I could have been in Natick. But it was Belfast, Northern Ireland, site of non-stop violence from the late 1960s-90s, now teeming with great restaurants and a breathtaking new Titanic museum. And home to boys who deliver the Belfast Telegraph while dodging rain, not bombs. In a Belfast bookstore, I discovered “Paperboy,” Tony Macaulay’s beautiful memoir of turning 12 in 1975 trouble-torn Belfast. All Tony wants is a date with his beautiful crush and a ticket to see his favorite pop band - like any kid then or now. To me, just more confirmation that the edges separating us are blurry, if they exist at all. A new dress. A smile from your boyfriend. A fun night out with friends. We’re more alike than we are different.
Cultivating that connection is why my daily meditation practice these days is based on the philosophy of metta, or lovingkindess. Metta practice helps you feel that connection to all beings. All beings, not just those in your family, country, religion or political party.

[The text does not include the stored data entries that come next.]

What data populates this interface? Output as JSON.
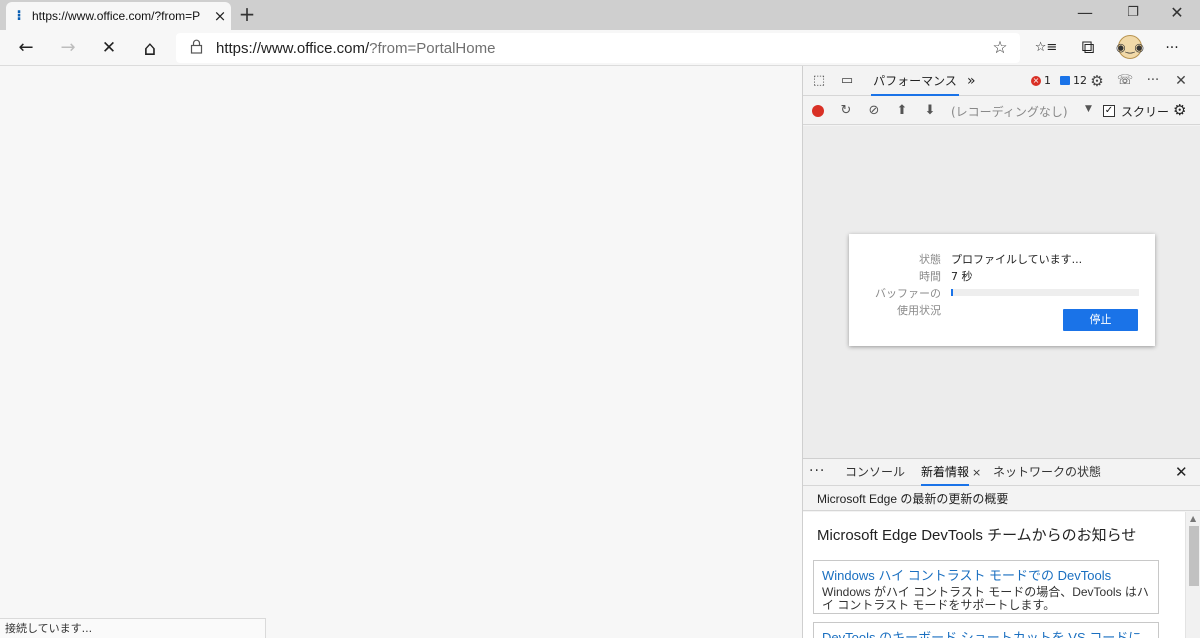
{
  "browser": {
    "tab_title": "https://www.office.com/?from=P",
    "tab_close": "×",
    "new_tab": "+",
    "window_controls": {
      "minimize": "—",
      "restore": "❐",
      "close": "✕"
    }
  },
  "toolbar": {
    "back": "←",
    "forward": "→",
    "stop": "✕",
    "home": "⌂",
    "url_host": "https://www.office.com/",
    "url_path": "?from=PortalHome",
    "favorite": "☆",
    "favorites": "☆≡",
    "collections": "⧉",
    "profile": "◉‿◉",
    "more": "···"
  },
  "status": {
    "text": "接続しています..."
  },
  "devtools": {
    "tabs": {
      "inspect_icon": "⬚",
      "device_icon": "▭",
      "performance_label": "パフォーマンス",
      "more_tabs": "»",
      "error_count": "1",
      "message_count": "12",
      "settings": "⚙",
      "feedback": "☏",
      "more": "···",
      "close": "✕"
    },
    "perf_toolbar": {
      "reload": "↻",
      "clear": "⊘",
      "upload": "⬆",
      "download": "⬇",
      "recording_select": "(レコーディングなし)",
      "caret": "▼",
      "check": "✓",
      "screenshot_label": "スクリー",
      "settings": "⚙"
    },
    "profiling_dialog": {
      "status_label": "状態",
      "status_value": "プロファイルしています...",
      "time_label": "時間",
      "time_value": "7 秒",
      "buffer_label_1": "バッファーの",
      "buffer_label_2": "使用状況",
      "buffer_usage": 0.01,
      "stop_label": "停止"
    },
    "drawer": {
      "more": "⋮⋮",
      "tabs": [
        {
          "label": "コンソール"
        },
        {
          "label": "新着情報",
          "close": "×"
        },
        {
          "label": "ネットワークの状態"
        }
      ],
      "close": "✕",
      "subheader": "Microsoft Edge の最新の更新の概要",
      "whats_new_title": "Microsoft Edge DevTools チームからのお知らせ",
      "cards": [
        {
          "title": "Windows ハイ コントラスト モードでの DevTools",
          "description": "Windows がハイ コントラスト モードの場合、DevTools はハイ コントラスト モードをサポートします。"
        },
        {
          "title": "DevTools のキーボード ショートカットを VS コードに",
          "description": ""
        }
      ]
    }
  }
}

Here’s a sample if you’d like to try it. Repeat to yourself (either while formally sitting or as a walking meditation):
May I be safe
May I be healthy
May I be happy
May I be at ease
As in all meditation practices, when thoughts distract you, notice them without criticizing yourself for losing focus and come back to the meditation.
When you are ready, offer metta to a loved one, a neutral person, a challenging person in your life, and finally all beings.
May you be safe
May you be healthy
May you be happy
May you be at ease
If it’s challenging, just notice – without judging yourself – and keep trying. That’s the practice. Just keep trying.